Without spoiling anything: the trouble with having a long career, for a certain type of comedian, is that you create an extensive archive; some of that material won’t align with your values, or those of the audience you’re trying to cultivate now. Still being relevant later in life means staying on guard against a retweet or stitch from the wrong account.
[subtitle]A Crowd Is Only As Good As Its Most Disruptive Member[subtitle]
A well-written act is just the starting point for a good comedy set: you also need to have command of the audience, to elicit the reaction you want them to give, when you want it; to make them feel like you know what you’re doing and that they’re in safe hands. As a comic on the come-up, Baby Reindeer’s Donny hasn’t quite mastered this part of the job yet, which is why it’s unfortunate that one of his early performances for the comedy competition gets interrupted by an extraordinarily gentle heckler: Martha. Because she seems so friendly, but also so strange, and because Donny’s established that his set is kind of meta, some audience members might even wonder if Martha is a plant and part of his routine, like a magic trick the magician seems to screw up before a miraculous turn. It doesn’t matter how much Donny prepares, rehearses and hones his act; one disturbed individual can destroy it all just by being persistent and loud.
Deborah’s audience problem, in the third season of Hacks, is at the opposite end of the spectrum. One year since the spectacular launch of the special Deborah and Ava spent most of Season Two developing, Deborah’s in a whole new echelon of celebrity, such that she can’t trust her audiences’ feedback. It’s a different kind of disruption for a crowd to be too warm, but if they’re not letting Deborah get through her setups because they’re laughing so hard, it means she’s lost the control she needs in order to do her work.
You’re Ripe for Exploitation
Early in The Contestant, Nasubi tells us he wanted to break into comedy as a performer, but didn’t have any connections. Random chance results in his being chosen for “A Life in Prizes,” and from what we see, the show’s producers rush him straight to the suite without giving him time to find out exactly what he’s agreeing to. He never signs a contract. (The multiple media in which the show’s producers end up extending Nasubi’s brand — all, apparently, without his knowledge or consent — are shocking.)

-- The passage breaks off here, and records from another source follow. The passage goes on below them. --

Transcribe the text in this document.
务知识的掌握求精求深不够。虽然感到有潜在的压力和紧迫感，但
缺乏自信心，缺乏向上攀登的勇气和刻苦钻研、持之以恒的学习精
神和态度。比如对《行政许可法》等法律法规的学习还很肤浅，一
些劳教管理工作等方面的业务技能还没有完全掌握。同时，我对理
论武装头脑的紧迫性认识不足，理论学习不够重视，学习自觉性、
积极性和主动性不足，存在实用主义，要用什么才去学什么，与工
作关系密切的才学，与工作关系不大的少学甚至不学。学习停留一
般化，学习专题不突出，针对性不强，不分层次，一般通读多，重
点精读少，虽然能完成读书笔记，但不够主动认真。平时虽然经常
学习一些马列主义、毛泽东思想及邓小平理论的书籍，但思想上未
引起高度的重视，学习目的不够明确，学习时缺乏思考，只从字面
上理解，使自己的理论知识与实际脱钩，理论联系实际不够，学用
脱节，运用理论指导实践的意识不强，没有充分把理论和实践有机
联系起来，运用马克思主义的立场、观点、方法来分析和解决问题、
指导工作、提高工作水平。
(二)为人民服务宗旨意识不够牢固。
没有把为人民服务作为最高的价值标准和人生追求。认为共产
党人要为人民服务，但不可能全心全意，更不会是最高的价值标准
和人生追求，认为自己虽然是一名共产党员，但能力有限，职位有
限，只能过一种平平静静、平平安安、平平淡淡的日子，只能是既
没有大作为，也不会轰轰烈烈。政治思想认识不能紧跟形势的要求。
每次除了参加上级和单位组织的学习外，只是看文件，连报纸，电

He’s told, by series creator Toshio Tsuchiya, that even though he’s required to film himself all day every day, most of it won’t ever air. Several interview subjects stress that Nasubi was never locked into his suite, and was free to leave at any time. But Nasubi is so determined not to let this platform go to waste that, in the absence of any contact with the outside world, he finds reserves of charisma and passion to perform for the audience of millions he doesn’t know is there. Unfortunately, this kind of freakish fame isn’t meant to boost him to the legitimate comedy career he hoped for.
The Edinburgh Fringe proves, for Baby Reindeer’s Donny, a hunting ground where he is the unwitting prey. Rising performers are expected to use their residencies to meet people in the industry who can help propel their careers, and Donny does, in Darrien (Tim Goodman-Hill). The head writer of a popular comedy on U.K. TV, Darrien advises Donny on how to make the best of his assigned venue and remains in contact after the festival. But the networking promises Darrien makes are all illusory; months go by and all Donny has to show for them are harsh notes on a script Darrien seems never to show anyone else; hangovers from progressively harder drugs; and, finally, a devastating physical violation. It’s easy for Darrien to manipulate Donny. Darrien has everything he wants, and Donny wants it badly enough that he can decide to trust Darrien more than his own instincts.
Of the comic protagonists in these three projects, Hacks lead Deborah is unlikely to face problems like Donny’s or Nasubi’s. Deborah is the monarch of her own queendom, in full control of her brand (and her brand deals), but there’s a ceiling to what she can achieve through sheer force of will; she’s still subject to corporate gatekeepers, and as she goes hard after a highly desirable, highly visible professional opportunity, her thirst to get it leaves her open to potential humiliation if she doesn’t. And though Deborah could probably transcend such humiliation by living well — the best revenge — whatever shit doesn’t hit her rolls downhill to Ava; having yet to reach her own living-well era, Ava has to make a lot of decisions on trust that, at any time, could prove to be misplaced.
In the years after Seinfeld, dozens of comics signed development deals for their own sitcoms. As of this writing, Baby Reindeer is the #1 TV show on Netflix, The Contestant is a multiple festival award nominee and Hacks is poised to add to its Emmy haul of six wins from 30+ nominations. If the next few years bring a boom of feel-bad stories about comedy’s grimmest horror stories, we’ll all know what started the trend.